My friend Jenni says, "Life is messy."
I agree. There are many days I trudge through to Monday, my only goal to reach Friday. Sane.
Other times, fatigue sneaks up to bite me in the backside in the middle of seven loads of laundry, the first on the list of jobs for the day. Dishes wait in the sink, bathrooms scream to be cleaned, and sheets beg to be changed. Then there's my personal favorite--dinner. But oops, forgot that trip to the grocery store that was supposed to have happened two days ago. Why don't I buy four gallons of milk at a pop instead of two?

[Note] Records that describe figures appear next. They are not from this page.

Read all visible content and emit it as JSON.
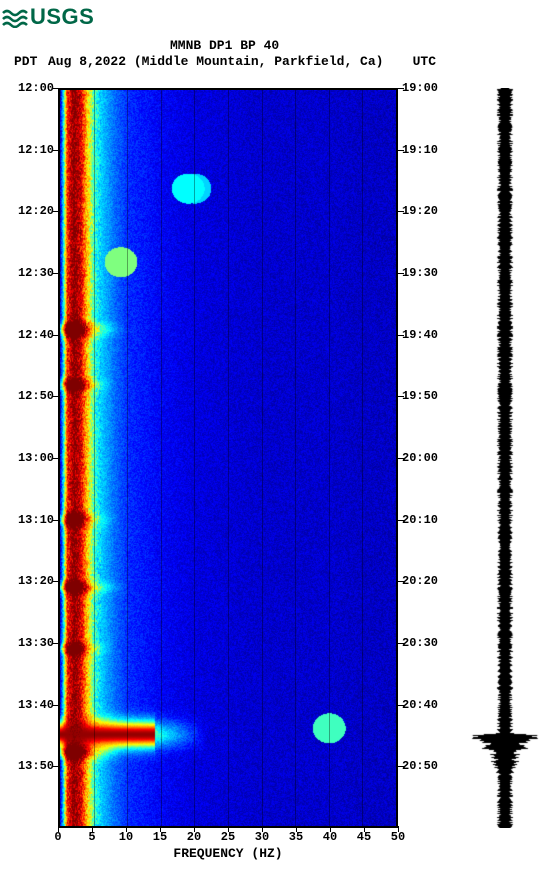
{
  "logo": {
    "text": "USGS",
    "color": "#006747"
  },
  "header": {
    "title": "MMNB DP1 BP 40",
    "date_line": "Aug 8,2022 (Middle Mountain, Parkfield, Ca)",
    "tz_left": "PDT",
    "tz_right": "UTC"
  },
  "spectrogram": {
    "type": "spectrogram",
    "xlabel": "FREQUENCY (HZ)",
    "xlim": [
      0,
      50
    ],
    "xtick_step": 5,
    "xtick_labels": [
      "0",
      "5",
      "10",
      "15",
      "20",
      "25",
      "30",
      "35",
      "40",
      "45",
      "50"
    ],
    "ylim_minutes": [
      0,
      120
    ],
    "ytick_minutes": [
      0,
      10,
      20,
      30,
      40,
      50,
      60,
      70,
      80,
      90,
      100,
      110
    ],
    "y_labels_left": [
      "12:00",
      "12:10",
      "12:20",
      "12:30",
      "12:40",
      "12:50",
      "13:00",
      "13:10",
      "13:20",
      "13:30",
      "13:40",
      "13:50"
    ],
    "y_labels_right": [
      "19:00",
      "19:10",
      "19:20",
      "19:30",
      "19:40",
      "19:50",
      "20:00",
      "20:10",
      "20:20",
      "20:30",
      "20:40",
      "20:50"
    ],
    "grid_color": "rgba(0,0,0,0.35)",
    "border_color": "#000000",
    "label_fontsize": 12,
    "axis_label_fontsize": 13,
    "colormap": {
      "stops": [
        [
          0.0,
          "#00007f"
        ],
        [
          0.15,
          "#0000ff"
        ],
        [
          0.3,
          "#007fff"
        ],
        [
          0.45,
          "#00ffff"
        ],
        [
          0.55,
          "#7fff7f"
        ],
        [
          0.65,
          "#ffff00"
        ],
        [
          0.78,
          "#ff7f00"
        ],
        [
          0.88,
          "#ff0000"
        ],
        [
          1.0,
          "#7f0000"
        ]
      ]
    },
    "base_energy_profile": [
      [
        0,
        0.1
      ],
      [
        1,
        0.85
      ],
      [
        2,
        1.0
      ],
      [
        3,
        0.92
      ],
      [
        4,
        0.7
      ],
      [
        5,
        0.5
      ],
      [
        6,
        0.4
      ],
      [
        8,
        0.28
      ],
      [
        10,
        0.2
      ],
      [
        15,
        0.14
      ],
      [
        20,
        0.11
      ],
      [
        25,
        0.1
      ],
      [
        30,
        0.09
      ],
      [
        35,
        0.09
      ],
      [
        40,
        0.09
      ],
      [
        45,
        0.08
      ],
      [
        50,
        0.08
      ]
    ],
    "events": [
      {
        "t": 39,
        "gain": 0.35,
        "span_hz": 10,
        "width_min": 1.2
      },
      {
        "t": 48,
        "gain": 0.3,
        "span_hz": 8,
        "width_min": 1.0
      },
      {
        "t": 70,
        "gain": 0.25,
        "span_hz": 9,
        "width_min": 1.2
      },
      {
        "t": 81,
        "gain": 0.3,
        "span_hz": 10,
        "width_min": 1.0
      },
      {
        "t": 91,
        "gain": 0.25,
        "span_hz": 8,
        "width_min": 1.0
      },
      {
        "t": 105,
        "gain": 1.0,
        "span_hz": 22,
        "width_min": 2.2,
        "saturate_hz": 14
      },
      {
        "t": 108,
        "gain": 0.3,
        "span_hz": 9,
        "width_min": 1.0
      }
    ],
    "speckles": [
      {
        "t": 16,
        "f": 19,
        "v": 0.45
      },
      {
        "t": 16,
        "f": 20,
        "v": 0.4
      },
      {
        "t": 28,
        "f": 9,
        "v": 0.55
      },
      {
        "t": 104,
        "f": 40,
        "v": 0.5
      }
    ]
  },
  "seismogram": {
    "type": "waveform",
    "color": "#000000",
    "background": "#ffffff",
    "baseline_amplitude": 0.18,
    "events": [
      {
        "t": 105,
        "peak": 1.0,
        "decay_min": 4
      }
    ]
  }
}
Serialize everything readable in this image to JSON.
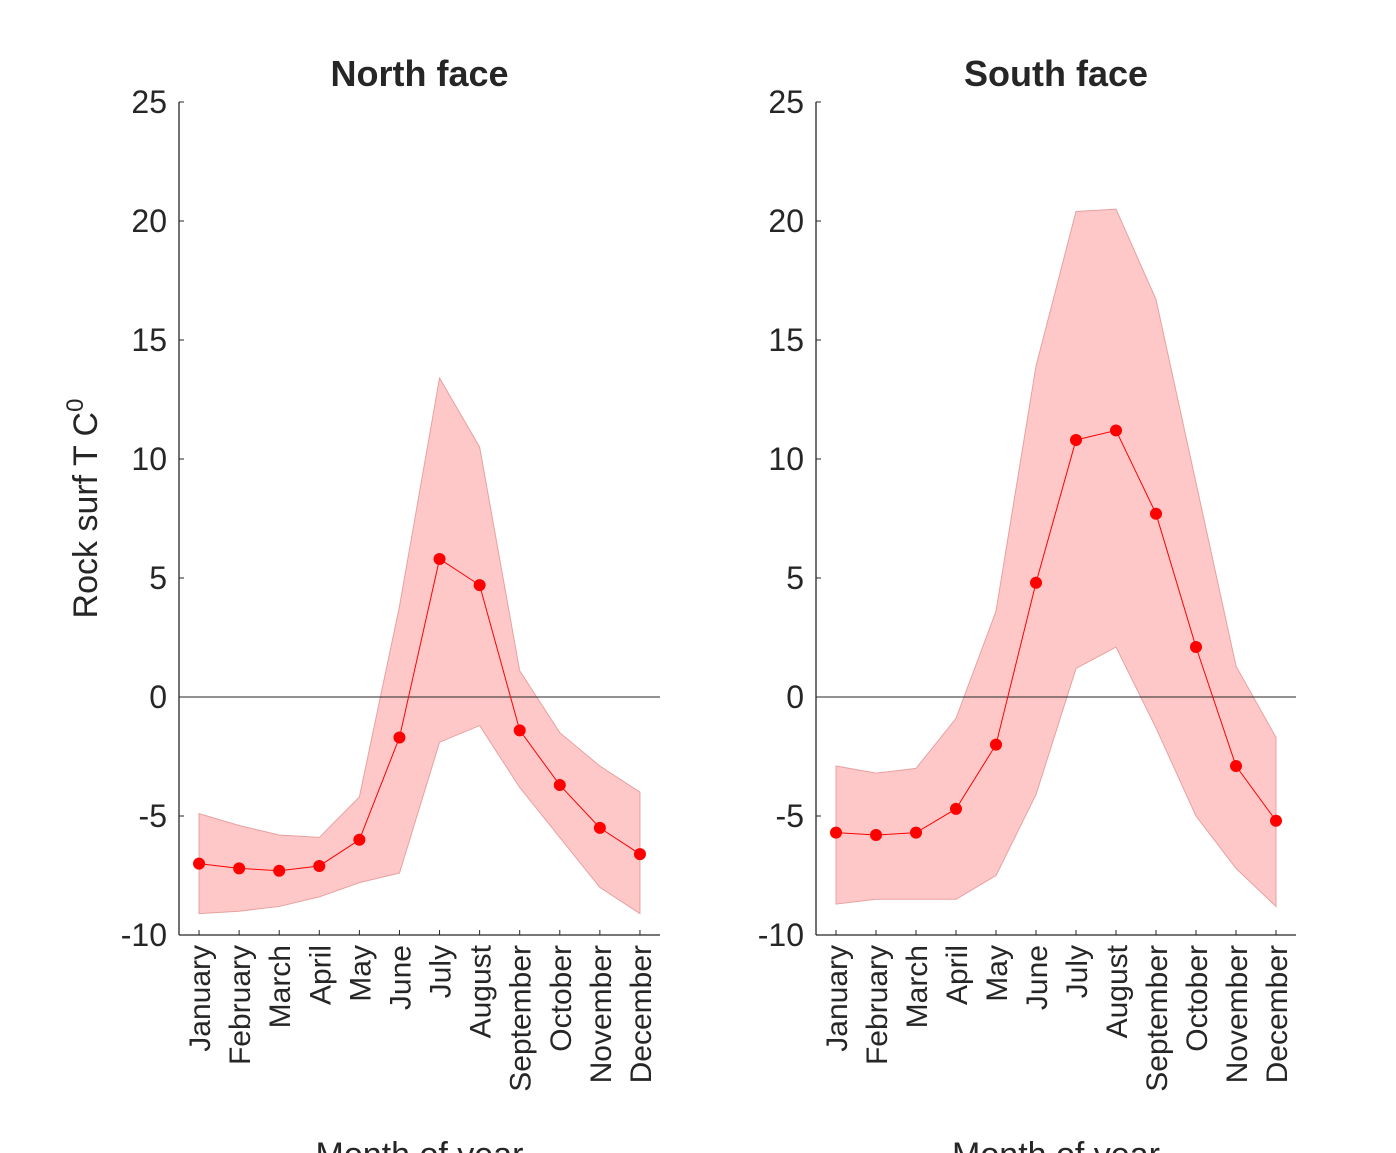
{
  "chart_data": [
    {
      "type": "line",
      "title": "North face",
      "x_label": "Month of year",
      "y_label": "Rock surf T C",
      "y_label_sup": "0",
      "categories": [
        "January",
        "February",
        "March",
        "April",
        "May",
        "June",
        "July",
        "August",
        "September",
        "October",
        "November",
        "December"
      ],
      "values": [
        -7.0,
        -7.2,
        -7.3,
        -7.1,
        -6.0,
        -1.7,
        5.8,
        4.7,
        -1.4,
        -3.7,
        -5.5,
        -6.6
      ],
      "upper": [
        -4.9,
        -5.4,
        -5.8,
        -5.9,
        -4.2,
        3.8,
        13.4,
        10.5,
        1.1,
        -1.5,
        -2.9,
        -4.0
      ],
      "lower": [
        -9.1,
        -9.0,
        -8.8,
        -8.4,
        -7.8,
        -7.4,
        -1.9,
        -1.2,
        -3.8,
        -5.9,
        -8.0,
        -9.1
      ],
      "color": "#ff0000",
      "band_color": "#ffc8c8",
      "ylim": [
        -10,
        25
      ],
      "yticks": [
        -10,
        -5,
        0,
        5,
        10,
        15,
        20,
        25
      ],
      "zero_line": true
    },
    {
      "type": "line",
      "title": "South face",
      "x_label": "Month of year",
      "categories": [
        "January",
        "February",
        "March",
        "April",
        "May",
        "June",
        "July",
        "August",
        "September",
        "October",
        "November",
        "December"
      ],
      "values": [
        -5.7,
        -5.8,
        -5.7,
        -4.7,
        -2.0,
        4.8,
        10.8,
        11.2,
        7.7,
        2.1,
        -2.9,
        -5.2
      ],
      "upper": [
        -2.9,
        -3.2,
        -3.0,
        -0.9,
        3.6,
        13.9,
        20.4,
        20.5,
        16.7,
        9.0,
        1.3,
        -1.7
      ],
      "lower": [
        -8.7,
        -8.5,
        -8.5,
        -8.5,
        -7.5,
        -4.1,
        1.2,
        2.1,
        -1.3,
        -5.0,
        -7.2,
        -8.8
      ],
      "color": "#ff0000",
      "band_color": "#ffc8c8",
      "ylim": [
        -10,
        25
      ],
      "yticks": [
        -10,
        -5,
        0,
        5,
        10,
        15,
        20,
        25
      ],
      "zero_line": true
    }
  ]
}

A lot to accomplish. No pats on the back. They should put that disclaimer in the Welcome to Marriage and So, You're A Parent brochures.
I don't know about you, but my kids don't often turn to me and say, "Gosh, Mom, you're so great. Thanks for cleaning up my vomit last night. Here, you forgot this pillowcase when you washed my sheets, twelve of my most special Webkinz, and all eight of my blankets."
My husband doesn't come home from work and marvel, "Wow! Honey, you washed my underwear and socks! Even the ones stuffed under the bed. And all my shirts are hung up in order of color--the top button done just the way I like. Gee, you're super awesome!"
My dogs don't love me as much when their food bowl sits empty and the cats like to trek to my room to deposit their hairballs, and then swish down the hall to love on someone else.
Most people don't care that I've slaved almost a year on my novel. I do get a lot of helpful comments though. "Is that all you ever talk about?" and "You still writing that thing?" or "I could write a book. How hard could it be?" or my comment of choice--"When are you going to be a real writer--you know, besides all those articles? When are you going to get your book published?"
Ever have one of those days? One of those weeks when no one notices how hard you're laboring to make sure their lives work? That happens to me. I bet it happens to you, too.
But then come the high moments. When someone smiles at me or pays for my Starbucks in the drive-thru line. Times I look at my kids and wonder what I will ever do without their hugs when they grow up and find their own way. Nights my husband wraps his arms around me in the dark and pulls me close. And when someone comes along and says, "I like you! I like what you're doing!" That's an amazing feeling.
When I compare the amazing to the frustrating, amazing wins every time. I just need to remember that!
Lord, bring to light the good and cover the bad with Your grace. Shape my attitude the way you see fit. Amen.